Oltre ai timori ecologici, vi è una crescente preoccupazione per le implicazioni socioeconomiche dell’invasione. Come sottolineato nel rapporto ufficiale della ricerca, è fondamentale affrontare questo problema in modo collaborativo e tempestivo per evitare costi ambientali, economici e sociali irreversibili.
Fonti ufficiali:
– Barbieri, E., Villar, A. L. M., Barbieri, E. P., Oliveira, E. B., & Castro, Í. B. (2026).

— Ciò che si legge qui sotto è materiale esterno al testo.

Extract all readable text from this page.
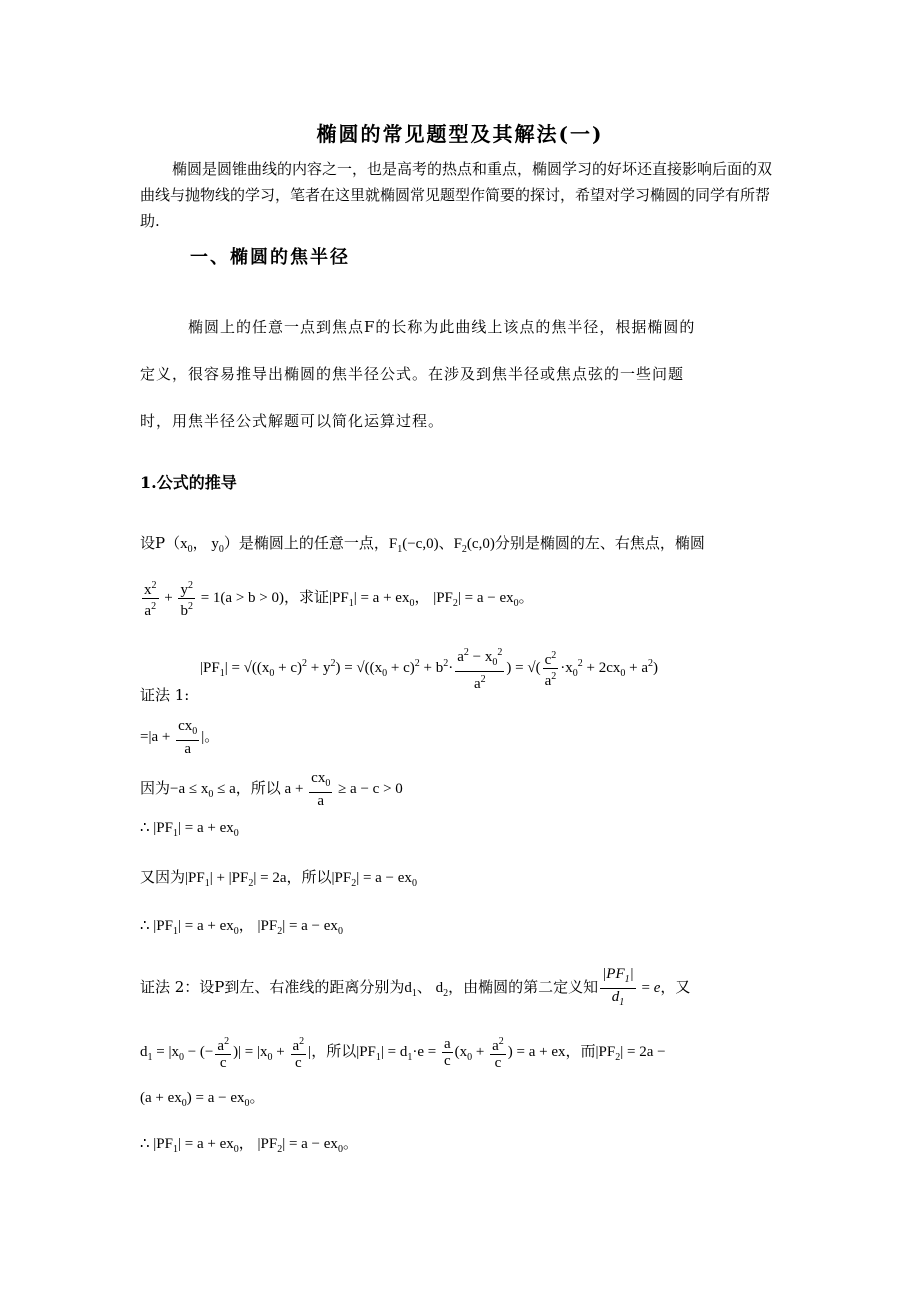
椭圆的常见题型及其解法(一)
椭圆是圆锥曲线的内容之一，也是高考的热点和重点，椭圆学习的好坏还直接影响后面的双曲线与抛物线的学习，笔者在这里就椭圆常见题型作简要的探讨，希望对学习椭圆的同学有所帮助.
一、椭圆的焦半径
椭圆上的任意一点到焦点F的长称为此曲线上该点的焦半径，根据椭圆的
定义，很容易推导出椭圆的焦半径公式。在涉及到焦半径或焦点弦的一些问题
时，用焦半径公式解题可以简化运算过程。
1.公式的推导
设$P(x_0$， $y_0$）是椭圆上的任意一点，$F_1(-c,0)$、$F_2(c,0)$分别是椭圆的左、右焦点，椭圆
$\frac{x^2}{a^2} + \frac{y^2}{b^2} = 1(a > b > 0)$，求证$|PF_1| = a + ex_0$， $|PF_2| = a - ex_0$。
$|PF_1| = √((x_0 + c)^2 + y^2) = √((x_0 + c)^2 + b^2\cdot \frac{a^2 - x_0^2}{a^2}$ ) = √( $\frac{c^2}{a^2} \cdot x_0^2 + 2cx_0 + a^2$)
证法 1:
$=|a + \frac{cx_0}{a}$ |。
因为$-a \le x_0 \le a$，所以 $a + \frac{cx_0}{a} \ge a - c > 0$
∴ $|PF_1| = a + ex_0$
又因为$|PF_1| + |PF_2| = 2a$，所以$|PF_2| = a - ex_0$
∴ $|PF_1| = a + ex_0$， $|PF_2| = a - ex_0$
证法 2：设P到左、右准线的距离分别为$d_1$、 $d_2$，由椭圆的第二定义知 $\frac{|PF_1|}{d_1} = e$，又
$d_1 = |x_0$ − (− $\frac{a^2}{c}$ )| = $|x_0 + \frac{a^2}{c}$ |，所以$|PF_1| = d_1\cdot e = \frac{a}{c} (x_0 + \frac{a^2}{c}$ ) = a + ex，而$|PF_2| = 2a$ −
$(a + ex_0) = a - ex_0$。
∴ $|PF_1| = a + ex_0$， $|PF_2| = a - ex_0$。
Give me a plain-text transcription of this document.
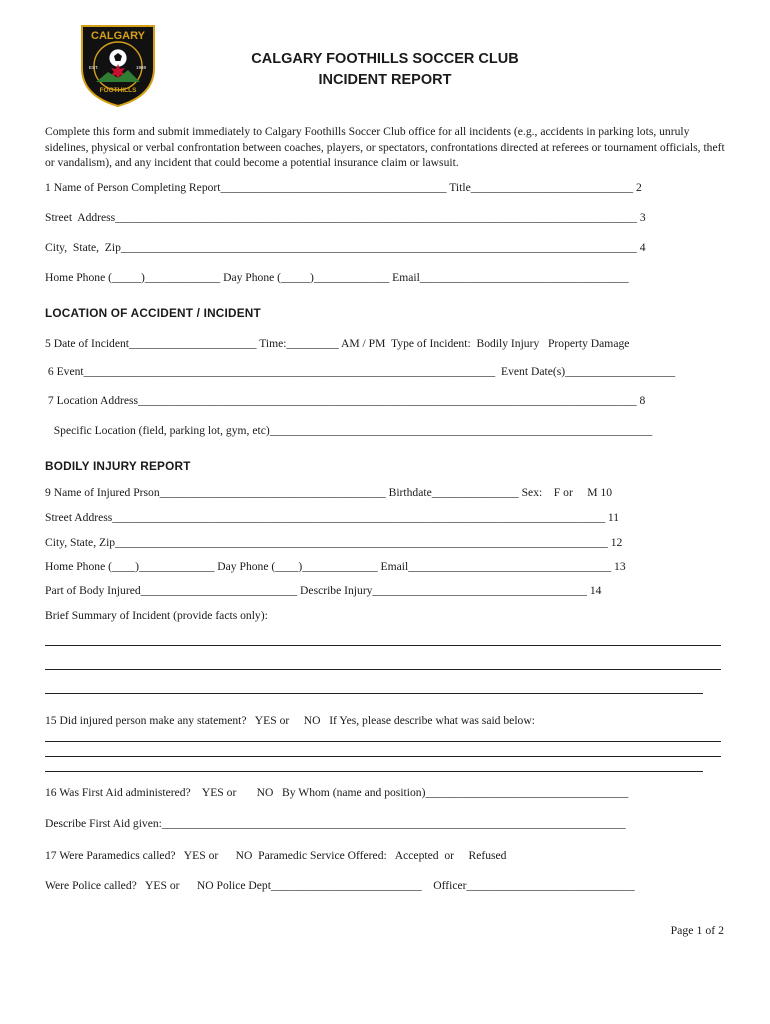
CALGARY
EST.	1969
FOOTHILLS
CALGARY FOOTHILLS SOCCER CLUB
INCIDENT REPORT
Complete this form and submit immediately to Calgary Foothills Soccer Club office for all incidents (e.g., accidents in parking lots, unruly sidelines, physical or verbal confrontation between coaches, players, or spectators, confrontations directed at referees or tournament officials, theft or vandalism), and any incident that could become a potential insurance claim or lawsuit.
1 Name of Person Completing Report_______________________________________ Title____________________________ 2
Street  Address__________________________________________________________________________________________ 3
City,  State,  Zip_________________________________________________________________________________________ 4
Home Phone (_____)_____________ Day Phone (_____)_____________ Email____________________________________
LOCATION OF ACCIDENT / INCIDENT
5 Date of Incident______________________ Time:_________ AM / PM  Type of Incident:  Bodily Injury   Property Damage
6 Event_______________________________________________________________________  Event Date(s)___________________
7 Location Address______________________________________________________________________________________ 8
Specific Location (field, parking lot, gym, etc)__________________________________________________________________
BODILY INJURY REPORT
9 Name of Injured Prson_______________________________________ Birthdate_______________ Sex:    F or     M 10
Street Address_____________________________________________________________________________________ 11
City, State, Zip_____________________________________________________________________________________ 12
Home Phone (____)_____________ Day Phone (____)_____________ Email___________________________________ 13
Part of Body Injured___________________________ Describe Injury_____________________________________ 14
Brief Summary of Incident (provide facts only):
15 Did injured person make any statement?   YES or     NO   If Yes, please describe what was said below:
16 Was First Aid administered?    YES or       NO   By Whom (name and position)___________________________________
Describe First Aid given:________________________________________________________________________________
17 Were Paramedics called?   YES or      NO  Paramedic Service Offered:   Accepted  or     Refused
Were Police called?   YES or      NO Police Dept__________________________    Officer_____________________________
Page 1 of 2
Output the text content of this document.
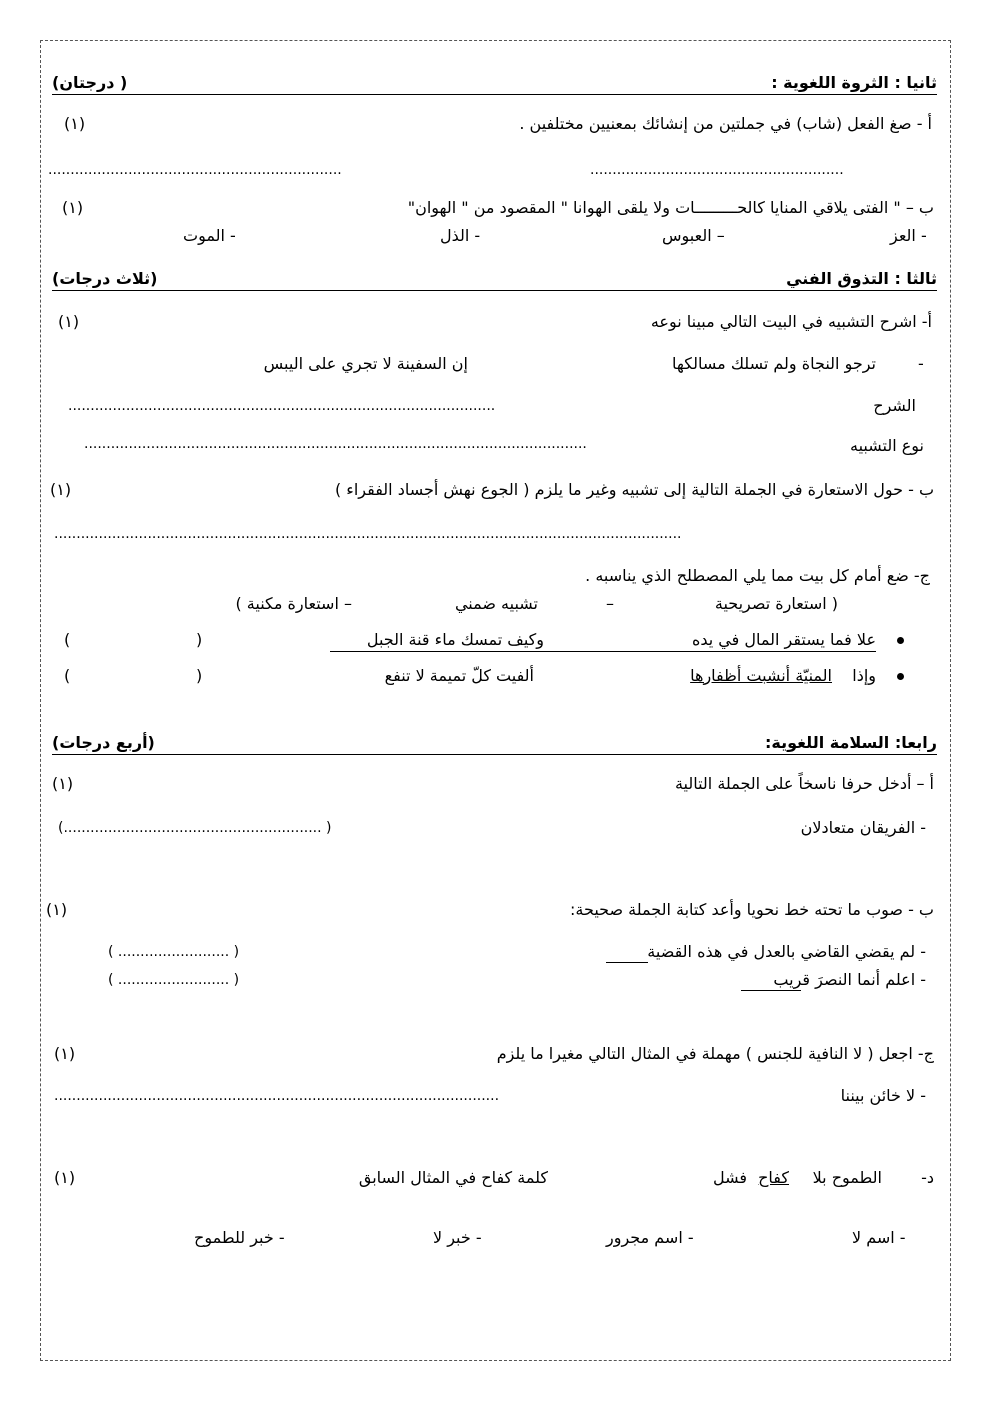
ثانيا : الثروة اللغوية :
( درجتان)
أ - صغ الفعل (شاب) في جملتين من إنشائك بمعنيين مختلفين .
(١)
..................................................................	.........................................................
ب – " الفتى يلاقي المنايا كالحـــــــــات ولا يلقى الهوانا " المقصود من " الهوان"
(١)
- العز
– العبوس
- الذل
- الموت
ثالثا : التذوق الفني
(ثلاث درجات)
أ- اشرح التشبيه في البيت التالي مبينا نوعه
(١)
-
ترجو النجاة ولم تسلك مسالكها
إن السفينة لا تجري على اليبس
الشرح
................................................................................................
نوع التشبيه
.................................................................................................................
ب - حول الاستعارة في الجملة التالية إلى تشبيه وغير ما يلزم ( الجوع نهش أجساد الفقراء )
(١)
.............................................................................................................................................
ج- ضع أمام كل بيت مما يلي المصطلح الذي يناسبه .
( استعارة تصريحية
–
تشبيه ضمني
– استعارة مكنية )
علا فما يستقر المال في يده
وكيف تمسك ماء قنة الجبل
(
)
وإذا
المنيّة أنشبت أظفارها
ألفيت كلّ تميمة لا تنفع
(
)
رابعا: السلامة اللغوية:
(أربع درجات)
أ – أدخل حرفا ناسخاً على الجملة التالية
(١)
- الفريقان متعادلان
(.......................................................... )
ب - صوب ما تحته خط نحويا وأعد كتابة الجملة صحيحة:
(١)
- لم يقضي القاضي بالعدل في هذه القضية
- اعلم أنما النصرَ قريب
( ......................... )
( ......................... )
ج- اجعل ( لا النافية للجنس ) مهملة في المثال التالي مغيرا ما يلزم
(١)
- لا خائن بيننا
....................................................................................................
د-
الطموح بلا
كفاح
فشل
كلمة كفاح في المثال السابق
(١)
- اسم لا
- اسم مجرور
- خبر لا
- خبر للطموح
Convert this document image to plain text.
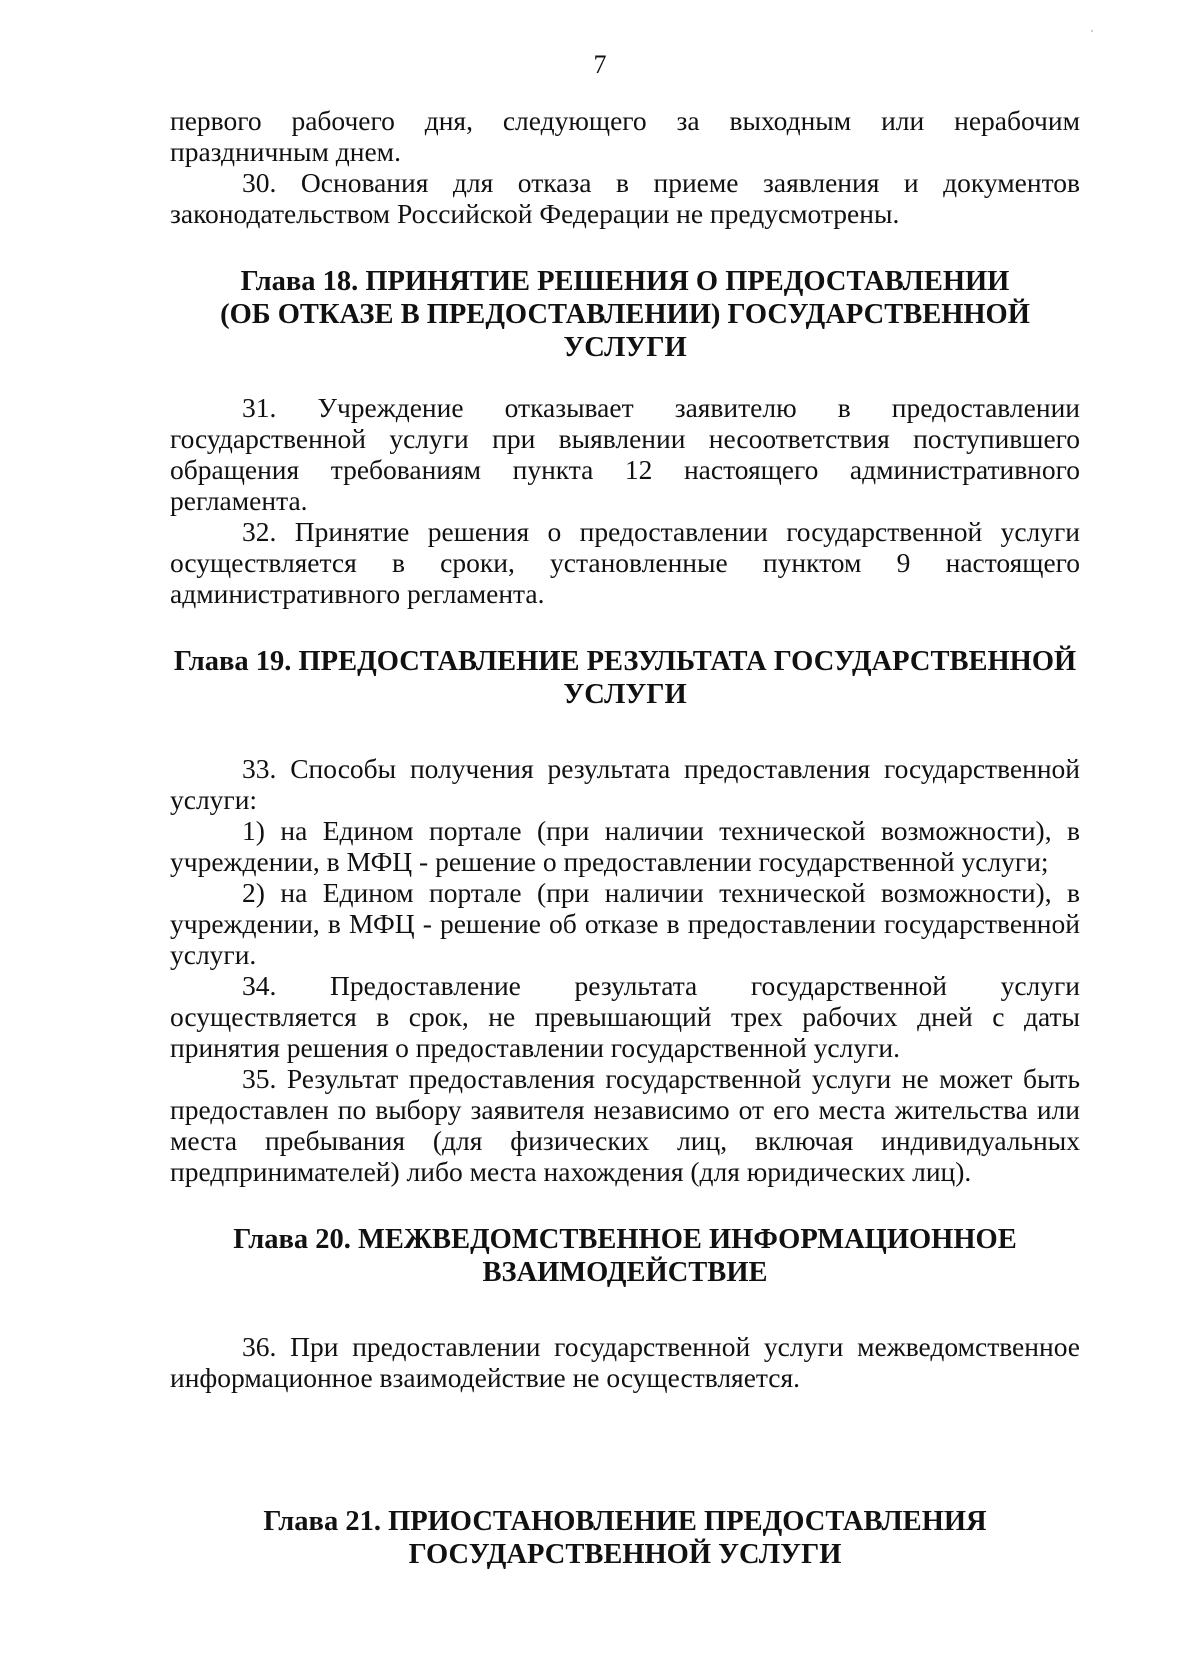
7

первого рабочего дня, следующего за выходным или нерабочим праздничным днем.

30. Основания для отказа в приеме заявления и документов законодательством Российской Федерации не предусмотрены.

Глава 18. ПРИНЯТИЕ РЕШЕНИЯ О ПРЕДОСТАВЛЕНИИ
(ОБ ОТКАЗЕ В ПРЕДОСТАВЛЕНИИ) ГОСУДАРСТВЕННОЙ УСЛУГИ

31. Учреждение отказывает заявителю в предоставлении государственной услуги при выявлении несоответствия поступившего обращения требованиям пункта 12 настоящего административного регламента.

32. Принятие решения о предоставлении государственной услуги осуществляется в сроки, установленные пунктом 9 настоящего административного регламента.

Глава 19. ПРЕДОСТАВЛЕНИЕ РЕЗУЛЬТАТА ГОСУДАРСТВЕННОЙ
УСЛУГИ

33. Способы получения результата предоставления государственной услуги:

1) на Едином портале (при наличии технической возможности), в учреждении, в МФЦ - решение о предоставлении государственной услуги;

2) на Едином портале (при наличии технической возможности), в учреждении, в МФЦ - решение об отказе в предоставлении государственной услуги.

34. Предоставление результата государственной услуги осуществляется в срок, не превышающий трех рабочих дней с даты принятия решения о предоставлении государственной услуги.

35. Результат предоставления государственной услуги не может быть предоставлен по выбору заявителя независимо от его места жительства или места пребывания (для физических лиц, включая индивидуальных предпринимателей) либо места нахождения (для юридических лиц).

Глава 20. МЕЖВЕДОМСТВЕННОЕ ИНФОРМАЦИОННОЕ
ВЗАИМОДЕЙСТВИЕ

36. При предоставлении государственной услуги межведомственное информационное взаимодействие не осуществляется.

Глава 21. ПРИОСТАНОВЛЕНИЕ ПРЕДОСТАВЛЕНИЯ
ГОСУДАРСТВЕННОЙ УСЛУГИ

Occurrence of the Non-Native Species Macrobrachium rosenbergii (De Man, 1879) in Brazilian Protected Areas: Ecological Risks and the Urgency of Monitoring. Estuaries and Coasts, 49(2), 54. doi:10.1007/s12237-026-01669-7
– UNESCO World Heritage Centre.
Il futuro della pesca e dei delicati ecosistemi marini del Brasile dipende ora da azioni mirate e tempestive che possano arginare l’invasione del gambero gigante.